Acorn User
1st December 1985
Author: George Hill
Publisher: Collins
Machine: BBC Model B
Published in Acorn User #041
Peripheral Advice
Get More From Your Epson Printer (Collins)/Epson Printer User's Handbook (Century)
These books are aimed at very different markets - the first sets out to be a guide to an Epson printer plus any micro, while the second is almost without reference to particular micros, and is really an extended Epson user manual.
Neither is the ideal guide to the Epson printers. Susan Curran has attempted to write a book which can be used by beginners, but has fallen into the trap of trying to be all things to all micro owners. There is really very little to interest the BBC owner in the packages and techniques needed for the QL and vice versa.
Further, the book is poorly illustrated, and manages to cover descriptions of seven printers, explain interfacing (in a rather muddled way) and connecting up, coding and controlling the printer without using a single diagram or program listing!
The programs provided seem pretty banal. Since the Epson printers are now produced with comprehensive and comprehensible user guides, full of program examples, there is little point in publishing listings which don't add anything new. The only exception is that the programs do include translations from Microsoft Basic into various dialects, including BBC Basic.
The coverage of packages is confused and not very helpful. Clearly the author's version of Wordstar is patched by an entirely different mechanism from mine and that in the Epson Printer User's Handbook, and her discussion of SuperBase adds nothing that the manual does not already say.
Ms. Curran is not too knowledgable about graphics dumps. Discussion of 'pattern dumps' is vague, and all the examples are printed using a utility ROM on the BBC Micro - quite how this helps the Commodore 64 or QL owner is far from clear!
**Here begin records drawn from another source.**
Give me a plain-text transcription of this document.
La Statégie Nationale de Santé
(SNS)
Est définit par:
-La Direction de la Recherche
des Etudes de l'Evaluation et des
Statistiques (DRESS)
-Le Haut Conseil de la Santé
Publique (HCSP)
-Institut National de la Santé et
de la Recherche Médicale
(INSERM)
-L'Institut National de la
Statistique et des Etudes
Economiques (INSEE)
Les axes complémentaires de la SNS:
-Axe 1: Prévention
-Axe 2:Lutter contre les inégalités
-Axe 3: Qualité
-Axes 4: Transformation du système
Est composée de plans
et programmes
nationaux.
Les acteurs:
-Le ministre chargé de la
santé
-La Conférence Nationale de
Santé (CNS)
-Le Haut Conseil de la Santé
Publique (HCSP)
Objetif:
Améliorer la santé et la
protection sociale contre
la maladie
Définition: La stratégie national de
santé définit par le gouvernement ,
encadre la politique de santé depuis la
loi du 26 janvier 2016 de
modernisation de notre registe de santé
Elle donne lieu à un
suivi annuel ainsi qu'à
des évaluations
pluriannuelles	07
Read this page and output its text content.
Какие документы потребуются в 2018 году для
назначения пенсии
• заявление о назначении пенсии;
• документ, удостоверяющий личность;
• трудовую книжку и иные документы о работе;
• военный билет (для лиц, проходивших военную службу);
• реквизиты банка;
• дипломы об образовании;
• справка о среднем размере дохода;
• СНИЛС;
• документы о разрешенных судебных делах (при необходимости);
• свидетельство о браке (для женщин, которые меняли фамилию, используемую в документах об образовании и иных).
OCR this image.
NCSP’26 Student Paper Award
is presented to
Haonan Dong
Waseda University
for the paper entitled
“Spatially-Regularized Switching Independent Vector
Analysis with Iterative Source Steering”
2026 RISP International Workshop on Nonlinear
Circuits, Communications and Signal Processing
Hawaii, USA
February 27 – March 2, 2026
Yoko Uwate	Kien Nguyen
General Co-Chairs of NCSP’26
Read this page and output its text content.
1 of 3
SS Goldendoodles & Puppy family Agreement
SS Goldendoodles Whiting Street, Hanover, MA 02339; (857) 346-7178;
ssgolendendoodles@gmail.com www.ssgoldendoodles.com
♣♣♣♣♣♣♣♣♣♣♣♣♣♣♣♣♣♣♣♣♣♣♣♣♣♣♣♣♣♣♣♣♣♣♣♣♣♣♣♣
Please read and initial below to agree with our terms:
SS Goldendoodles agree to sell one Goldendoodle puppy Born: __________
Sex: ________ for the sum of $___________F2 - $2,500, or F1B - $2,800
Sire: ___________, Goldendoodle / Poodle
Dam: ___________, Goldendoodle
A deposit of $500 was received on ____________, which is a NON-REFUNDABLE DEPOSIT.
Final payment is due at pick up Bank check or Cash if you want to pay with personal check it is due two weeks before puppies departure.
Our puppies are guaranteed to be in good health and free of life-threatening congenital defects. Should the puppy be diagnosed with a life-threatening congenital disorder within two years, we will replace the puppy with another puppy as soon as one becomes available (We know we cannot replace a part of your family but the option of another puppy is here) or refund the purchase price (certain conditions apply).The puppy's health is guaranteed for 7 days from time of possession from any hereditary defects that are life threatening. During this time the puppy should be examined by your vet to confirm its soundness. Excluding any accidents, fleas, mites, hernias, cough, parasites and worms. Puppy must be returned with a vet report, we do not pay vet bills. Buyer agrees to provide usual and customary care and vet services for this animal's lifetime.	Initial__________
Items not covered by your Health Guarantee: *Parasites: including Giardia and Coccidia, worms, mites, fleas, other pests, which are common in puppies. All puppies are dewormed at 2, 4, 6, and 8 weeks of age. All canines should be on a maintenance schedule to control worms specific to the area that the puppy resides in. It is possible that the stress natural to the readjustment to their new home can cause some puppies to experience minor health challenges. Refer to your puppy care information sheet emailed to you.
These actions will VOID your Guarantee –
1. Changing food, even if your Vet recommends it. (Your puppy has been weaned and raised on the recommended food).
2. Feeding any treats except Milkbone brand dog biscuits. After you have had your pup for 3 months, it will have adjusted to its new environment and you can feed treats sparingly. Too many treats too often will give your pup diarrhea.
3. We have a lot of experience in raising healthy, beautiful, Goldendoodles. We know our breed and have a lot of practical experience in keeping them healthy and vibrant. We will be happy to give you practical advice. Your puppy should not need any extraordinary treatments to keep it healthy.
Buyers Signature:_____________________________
There is an awful blunder in the mention of the JX80 colour printer (reviewed in October), where the suggestion of changing on a 'bit-by-bit rather than line-by-line basis' is recommended. Even on a line-by-line basis my original dump using this advice took over ten minutes per line and changing colour as suggested would have at least doubled this.
I do not think that the average BBC owner will find much of interest in this book.
The Epson Printer User's Handbook is American in origin. It extends many of the explanations in the printer manuals, and has a section on customising various software packages, including Wordstar, dBASE II, Lotus 1-2-3 and Symphony. This may not be of great interest to the average BBC Micro owner, but is very important to small businesses without professional computer support teams.
The remainder of the book is a thorough, though sometimes wordy, amplification of the printer manual. The text is presented in a logical order with chapters covering well-defined areas of interest such as pitch modes, weight modes, formatting output on the page and combining text modes.
There is a good section on bit image graphics, though I cannot imagine typing the 124-line program recommended to produce a simple graph! The authors have restricted their discussion of download characters to a short chapter emphasising the planning stages not well covered in the manual, but have not produced extensive programs involving them.
All programs are in Microsoft Basic (i.e. LPRINT terms), but there is a brief explanation in the preface on how to convert from LPRINT to *FX3 or VDU1.
Don't believe the cover, where it states that this book encompasses printer maintenance - it doesn't. Nor does it mention the JX80 at all.
Overall, a good meaty book and a useful adjunct to the Epson manual.